Le 10 septembre sera une date clé pour les fans de «Babylon Berlin». Ce jeudi-là, l'ARD Mediathek mettra en ligne en une seule fois les huit épisodes de la cinquième et dernière saison. Das Erste suivra neuf jours plus tard : le 19 septembre, les épisodes un à quatre seront diffusés à partir de 20h15, et le 25 septembre, les épisodes cinq à huit prendront l'antenne à partir de 22h20. C'est ce qu'indique l'annonce de programme de l'ARD.
Un dossier disparu
La saison couvre une période courte, mais aux conséquences considérables. Elle débute le 30 janvier 1933, lorsque le président du Reich Hindenburg nomme Adolf Hitler chancelier du Reich, et s'achève fin février. «Il n'a fallu que quatre semaines pour éliminer la démocratie parlementaire, qui existait pourtant encore malgré les décrets présidentiels», explique le réalisateur Achim von Borries. «L'opposition a été interdite et les droits fondamentaux suspendus. Des dizaines de milliers de personnes se sont alors retrouvées dans des camps illégaux, et les SA ont été armées et transformées en police auxiliaire.»
Charlotte Ritter est cette fois au cœur de l'intrigue. Elle enquête sur une série de meurtres d'anciens soldats du front, dont les traces remontent à 1918. Un dossier disparu jette une nouvelle lumière sur le passé de Hitler en tant que soldat lors de la Première Guerre mondiale, et quiconque le recherche n'hésite pas à tuer, comme l'indique l'annonce. Puis Gereon Rath disparaît sans laisser de traces.

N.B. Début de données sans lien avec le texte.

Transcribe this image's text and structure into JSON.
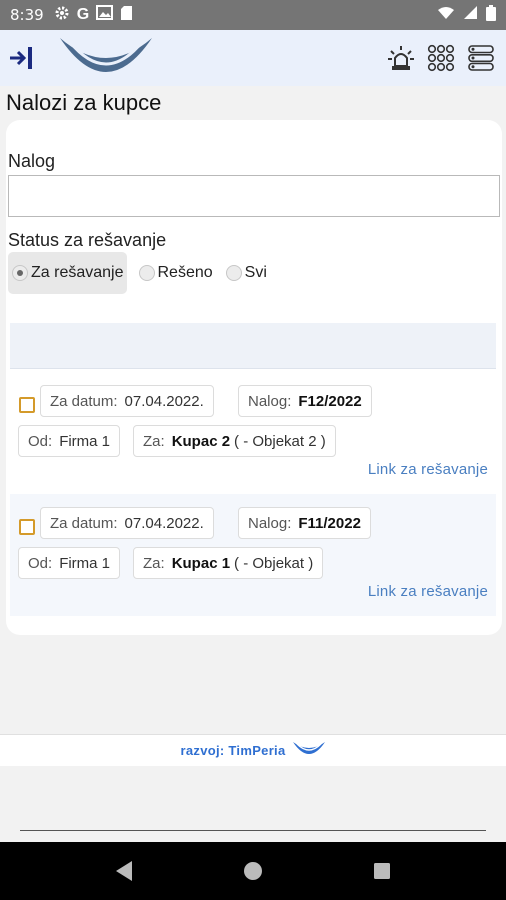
{
  "status_bar": {
    "time": "8:39",
    "icons_left": [
      "gear-icon",
      "google-icon",
      "image-icon",
      "sd-card-icon"
    ],
    "icons_right": [
      "wifi-icon",
      "signal-icon",
      "battery-icon"
    ]
  },
  "app_header": {
    "menu_icon": "collapse-sidebar-icon",
    "logo": "timperia-logo",
    "actions": [
      "alarm-light-icon",
      "grid-dots-icon",
      "list-layout-icon"
    ]
  },
  "page": {
    "title": "Nalozi za kupce"
  },
  "filters": {
    "nalog_label": "Nalog",
    "nalog_value": "",
    "nalog_placeholder": "",
    "status_label": "Status za rešavanje",
    "status_options": [
      {
        "label": "Za rešavanje",
        "selected": true
      },
      {
        "label": "Rešeno",
        "selected": false
      },
      {
        "label": "Svi",
        "selected": false
      }
    ]
  },
  "orders": [
    {
      "date_label": "Za datum:",
      "date": "07.04.2022.",
      "nalog_label": "Nalog:",
      "nalog": "F12/2022",
      "from_label": "Od:",
      "from": "Firma 1",
      "to_label": "Za:",
      "customer": "Kupac 2",
      "object": "( - Objekat 2 )",
      "link": "Link za rešavanje"
    },
    {
      "date_label": "Za datum:",
      "date": "07.04.2022.",
      "nalog_label": "Nalog:",
      "nalog": "F11/2022",
      "from_label": "Od:",
      "from": "Firma 1",
      "to_label": "Za:",
      "customer": "Kupac 1",
      "object": "( - Objekat )",
      "link": "Link za rešavanje"
    }
  ],
  "footer": {
    "text": "razvoj: TimPeria"
  },
  "colors": {
    "header_bg": "#eaf0fb",
    "link": "#4a7fc1",
    "checkbox_border": "#d49a2a",
    "footer_text": "#2f6fd1"
  }
}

Des visages familiers et de nouvelles recrues de renom
Volker Bruch et Liv Lisa Fries reprennent leurs rôles de Rath et Ritter, et l'intrigue s'inspire librement des motifs du roman «Märzgefallene» de Volker Kutscher. Benno Fürmann, Lars Eidinger, Hannah Herzsprung, Christian Friedel, Fritzi Haberlandt, Godehard Giese, Jördis Triebel et Martin Wuttke font également leur retour dans la distribution.
Parmi les nouvelles recrues figurent notamment Clemens Schick dans le rôle de Hitler, Devid Striesow dans celui de Göring et Ulrich Noethen dans celui du Dr Forster. Achim von Borries, Henk Handloegten et Tom Tykwer sont à nouveau responsables du scénario et de la réalisation.
Un bilan en chiffres
Ce qui a été accompli en dix ans peut se quantifier. Christoph Pellander, directeur général d'ARD Degeto, évoque 533 jours de tournage sur plus de 500 lieux de tournage, plus de 400 actrices et acteurs, 17 000 figurantes et figurants, et 2 046 collaborateurs. «Derrière chacun de ces chiffres se cachent passion, courage et une performance collective impressionnante», déclare Pellander.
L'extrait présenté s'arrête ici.